For some reason, the thought jarred him. He looked around at Weedly. I have to kill it?
“Yeah. Nothing fancy, just a poke or twist or something. Shouldn’t be difficult.” Weedly nodded toward the Updater. “Chop chop, now. We’ve got a busy schedule.”
Demo took a slow step toward the Updater, and then its chin lifted and it looked at him.
Their gazes met. A strange tremor ran through Demo’s skin, like a nanobot swarm. This Updater, this meat-thing with shriveled skin and swollen stomach, it was a woman. Like Veronica. Not her, just the same kind of person.
He didn’t know how he knew that, if it was the smell, or something in its eyes, he just could tell.
“Demo. Hey, buddy. There’s no strategy to this,” Weedly said. “There’s a neck, and you just snap it.”
What’s your name? Demo asked the creature, and he didn’t know why, because she wouldn’t be able to hear him.
But the way she blinked, and straightened a little, he realized that she did.
Dio 45, a thin voice spoke into his mind. Are you Demo?
Yes, he said.
Then I’m so sorry, she said. For everything.
He didn’t know what to say, so he just nodded.
The Updater closed her eyes, and lowered her head. Are you going to kill me?
I think so, he said.
Her thin lips quivered up at the corners, just for a second. Thank you.

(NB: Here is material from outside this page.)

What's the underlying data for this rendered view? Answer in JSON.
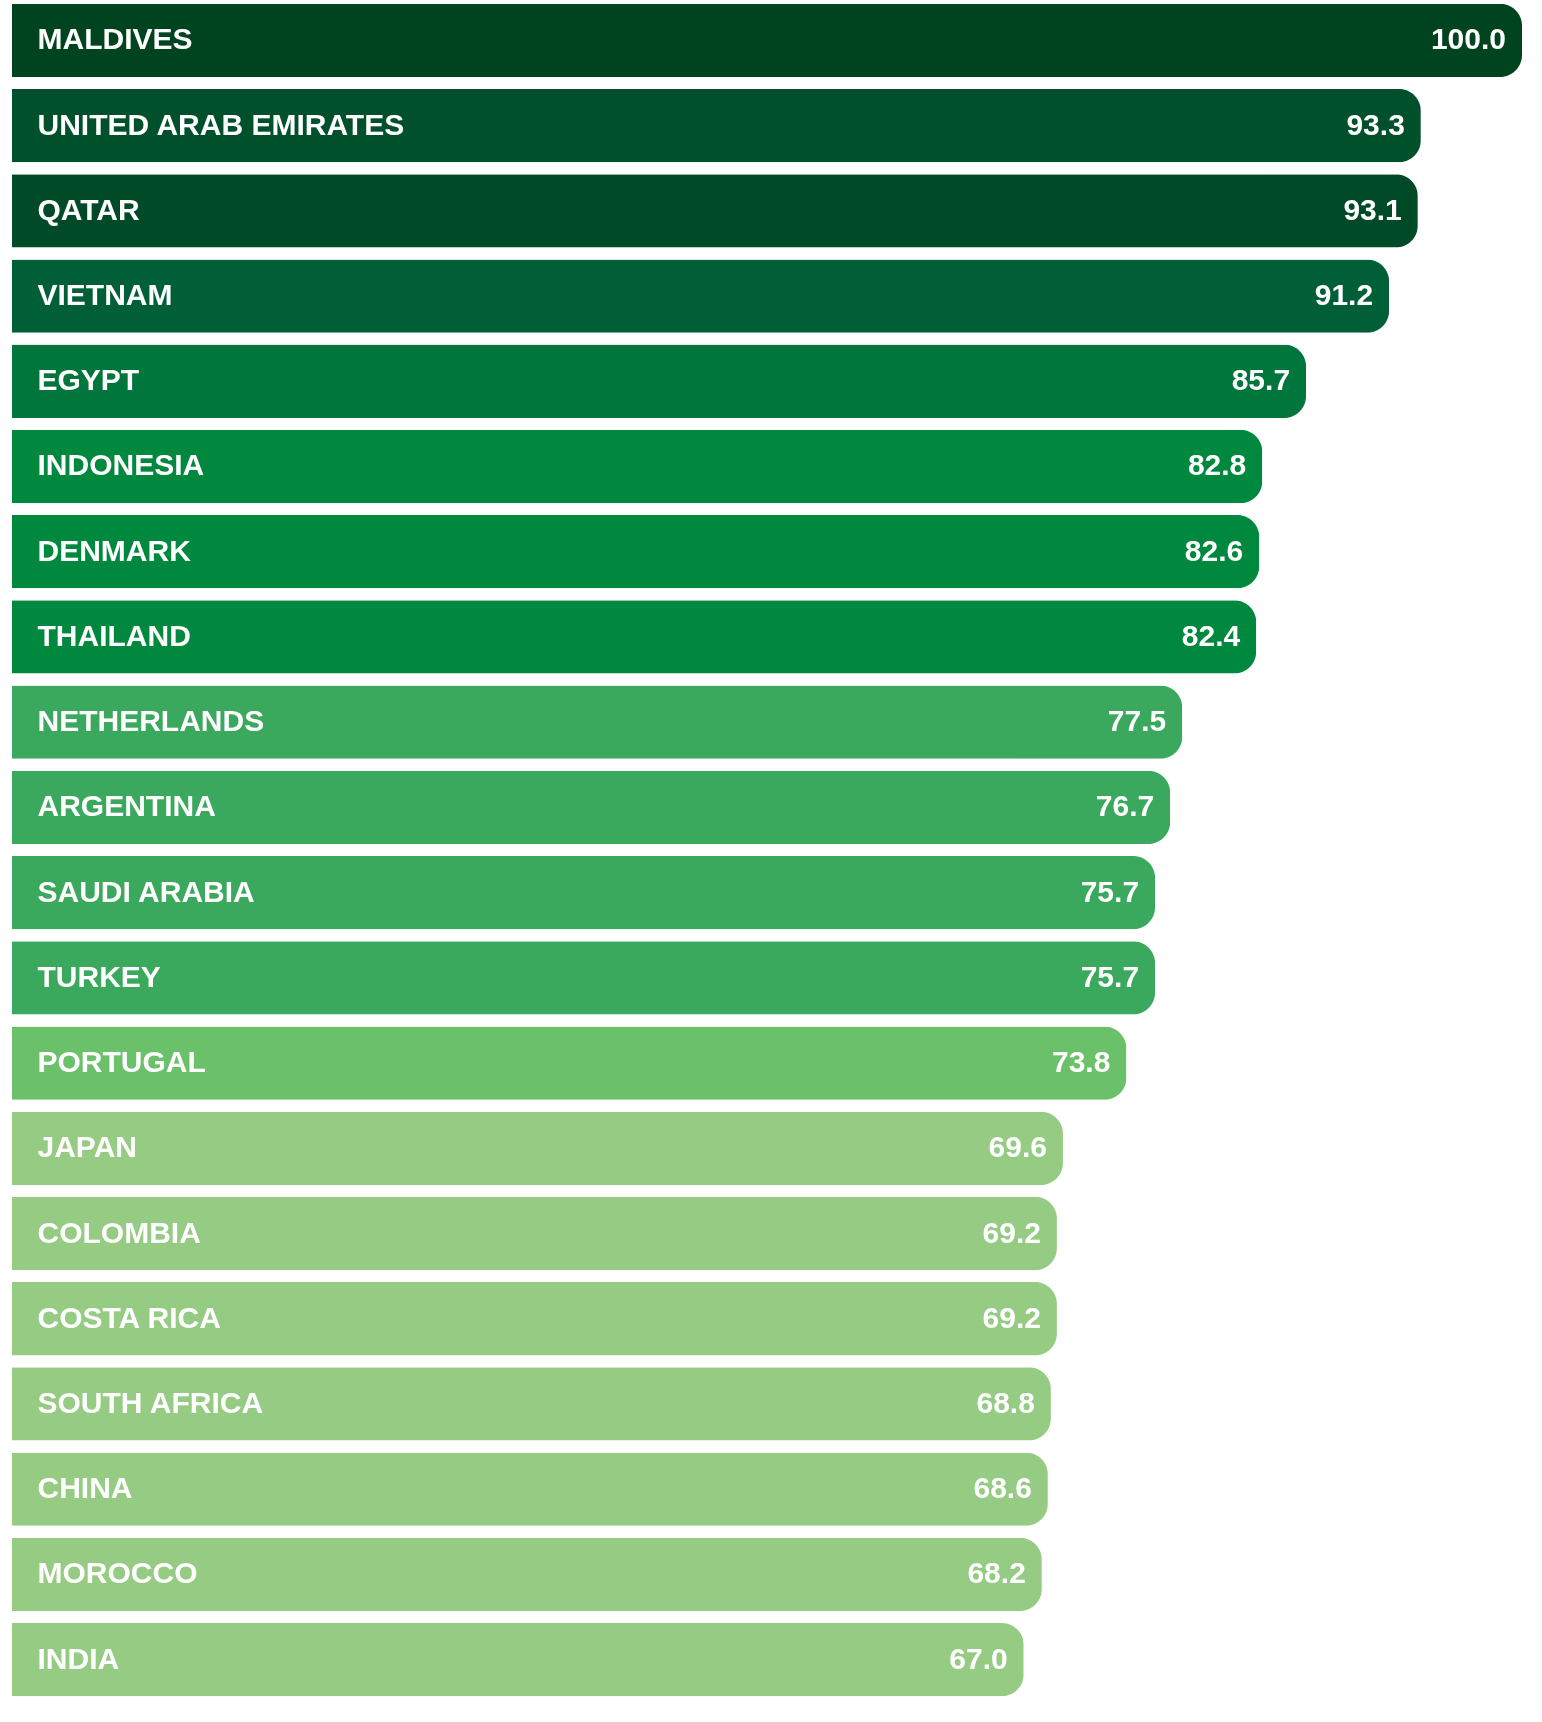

“See?” Weedly said. “It wants to die.” His voice took on a dark edge. “We’re through being ridiculous now. Kill that Updater, you’ll be doing it a favor.”
Demo slowly reached out and laid his hands on the Updater’s head. The skin was thinner than paper, stretched tight over her skull. He could feel her breathing, deep and calm.
A quick twist, and her neck snapped.
He let go and turned away. The ache in his chest dug deeper, and he shook his head, trying to shed it. She had wanted it. But for some reason that thought didn’t really help.
“Excellent. Godspeed, thou wrinkled thing.” Weedly’s voice was cheery again. “Onward, Demo. Four or five more of those left, and Firewall Zero and I will finally be saying hello.”
Somewhere outside, a loud siren began a shrill wail.
“Ah, they’re onto us now.” Weedly swiveled and walked out of the cell. Demo followed him into the hallway. “There’s going to be quite a few soldiers, probably, so you’ll have to do some more smashing.” He chuckled. “Hey, and I think my good friend Decker is around here somewhere. If we run into him, wave.”